Es ist ferner nicht erkennbar, dass der behandelnde Hautarzt die Videodokumentationen
vom 26.10.1999 - etwa zur Mitbeurteilung durch einen Fachkollegen - versandt hat.
Gemäß der Einlassung der Klägerin in ihrem Schriftsatz vom 28.2.2002 ist die
Videodokumentation ihres Sohnes M. nach ihrer Erinnerung zur Abklärung eines
Karzinomverdachts mit Aufzeichnungen der Datenbank der Universitätsklinik M.
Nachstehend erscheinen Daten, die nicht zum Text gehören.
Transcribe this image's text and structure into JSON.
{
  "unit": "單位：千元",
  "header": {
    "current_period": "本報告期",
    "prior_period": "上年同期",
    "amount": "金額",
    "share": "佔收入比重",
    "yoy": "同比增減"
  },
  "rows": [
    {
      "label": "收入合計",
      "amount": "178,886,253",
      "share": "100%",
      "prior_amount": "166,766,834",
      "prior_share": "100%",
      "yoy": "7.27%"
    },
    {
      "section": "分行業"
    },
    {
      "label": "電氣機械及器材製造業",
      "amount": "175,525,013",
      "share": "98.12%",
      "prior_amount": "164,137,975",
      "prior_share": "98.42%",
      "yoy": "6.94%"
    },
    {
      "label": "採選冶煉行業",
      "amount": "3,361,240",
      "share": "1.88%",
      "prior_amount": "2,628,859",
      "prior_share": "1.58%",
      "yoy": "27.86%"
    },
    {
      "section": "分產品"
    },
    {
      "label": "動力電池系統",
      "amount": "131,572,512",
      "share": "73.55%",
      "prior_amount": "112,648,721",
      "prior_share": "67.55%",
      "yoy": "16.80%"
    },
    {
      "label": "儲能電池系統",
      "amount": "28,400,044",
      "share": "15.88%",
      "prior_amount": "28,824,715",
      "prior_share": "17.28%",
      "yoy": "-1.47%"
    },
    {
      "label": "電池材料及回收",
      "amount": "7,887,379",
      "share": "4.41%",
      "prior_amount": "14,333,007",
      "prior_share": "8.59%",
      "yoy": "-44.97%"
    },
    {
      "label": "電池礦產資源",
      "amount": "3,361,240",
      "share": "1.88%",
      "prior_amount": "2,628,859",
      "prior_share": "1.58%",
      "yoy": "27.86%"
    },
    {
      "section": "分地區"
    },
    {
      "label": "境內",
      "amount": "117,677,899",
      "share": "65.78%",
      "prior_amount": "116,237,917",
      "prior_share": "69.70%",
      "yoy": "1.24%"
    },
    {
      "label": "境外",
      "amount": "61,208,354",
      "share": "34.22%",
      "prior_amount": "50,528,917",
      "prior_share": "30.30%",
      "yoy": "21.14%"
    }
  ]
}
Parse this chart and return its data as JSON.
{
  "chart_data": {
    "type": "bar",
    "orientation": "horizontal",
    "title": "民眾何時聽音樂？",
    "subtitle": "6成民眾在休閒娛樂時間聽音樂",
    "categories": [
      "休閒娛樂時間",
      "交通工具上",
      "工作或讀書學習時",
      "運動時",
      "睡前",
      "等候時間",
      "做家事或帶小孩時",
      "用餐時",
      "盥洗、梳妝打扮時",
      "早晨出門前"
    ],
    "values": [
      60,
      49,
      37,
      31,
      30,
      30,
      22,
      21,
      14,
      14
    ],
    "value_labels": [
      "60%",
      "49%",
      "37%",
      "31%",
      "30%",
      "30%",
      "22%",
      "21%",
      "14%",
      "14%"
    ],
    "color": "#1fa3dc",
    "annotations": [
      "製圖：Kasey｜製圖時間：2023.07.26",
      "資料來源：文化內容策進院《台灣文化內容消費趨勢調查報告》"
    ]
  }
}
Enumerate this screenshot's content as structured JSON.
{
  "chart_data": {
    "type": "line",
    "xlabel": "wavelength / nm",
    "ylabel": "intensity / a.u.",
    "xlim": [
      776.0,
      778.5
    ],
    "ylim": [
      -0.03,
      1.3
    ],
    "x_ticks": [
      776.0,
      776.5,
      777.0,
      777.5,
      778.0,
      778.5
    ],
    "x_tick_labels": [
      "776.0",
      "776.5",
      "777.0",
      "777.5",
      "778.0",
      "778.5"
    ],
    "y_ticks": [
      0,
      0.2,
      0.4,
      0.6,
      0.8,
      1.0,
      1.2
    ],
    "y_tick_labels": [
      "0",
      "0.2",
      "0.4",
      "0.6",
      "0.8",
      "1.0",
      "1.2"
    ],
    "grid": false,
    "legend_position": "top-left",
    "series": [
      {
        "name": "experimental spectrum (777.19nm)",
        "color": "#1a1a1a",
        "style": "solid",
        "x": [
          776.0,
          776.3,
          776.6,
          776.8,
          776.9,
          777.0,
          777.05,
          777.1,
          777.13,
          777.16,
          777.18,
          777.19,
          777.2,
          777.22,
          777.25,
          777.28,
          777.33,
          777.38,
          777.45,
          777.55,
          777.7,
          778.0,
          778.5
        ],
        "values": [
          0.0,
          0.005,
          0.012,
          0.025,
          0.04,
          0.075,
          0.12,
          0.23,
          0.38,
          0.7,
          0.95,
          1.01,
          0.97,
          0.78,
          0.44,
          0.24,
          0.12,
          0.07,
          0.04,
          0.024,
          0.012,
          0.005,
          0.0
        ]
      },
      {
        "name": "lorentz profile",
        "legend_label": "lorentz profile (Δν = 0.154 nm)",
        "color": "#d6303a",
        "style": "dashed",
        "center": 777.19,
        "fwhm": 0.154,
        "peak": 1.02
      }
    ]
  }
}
abgeglichen worden. Hieraus ist allenfalls zu schließen, das der behandelnde Arzt
Daten der Klinik hinzugezogen hat, um sie mit den von ihm gewonnenen Daten zu
vergleichen; keineswegs ist auf Grund dessen jedoch die Annahme gerechtfertigt, die
am 26.10.1999 erstellten Dokumente seien an die Universitätsklinik M. geschickt
worden. Diese Einschätzung steht mit dem Umstand im Einklang, dass der Klägerin
nach ihren eigenen Bekundungen Rechnungen und Arztberichte der Universitätsklinik
M. , die mit der hautärztlichen Behandlung ihrer Söhne im Zusammenhang stehen, nicht
vorliegen. Wären der Universitätsklinik M. die Videoaufzeichnungen des behandelnden
Arztes vom 26.10.1999 zum Zwecke einer Begutachtung bzw. Mitbeurteilung zugesandt
worden, wäre zu erwarten gewesen, dass die Klinik der Klägerin einen ärztlichen
Bericht zugeleitet und ihre Tätigkeit in Rechnung gestellt hätte.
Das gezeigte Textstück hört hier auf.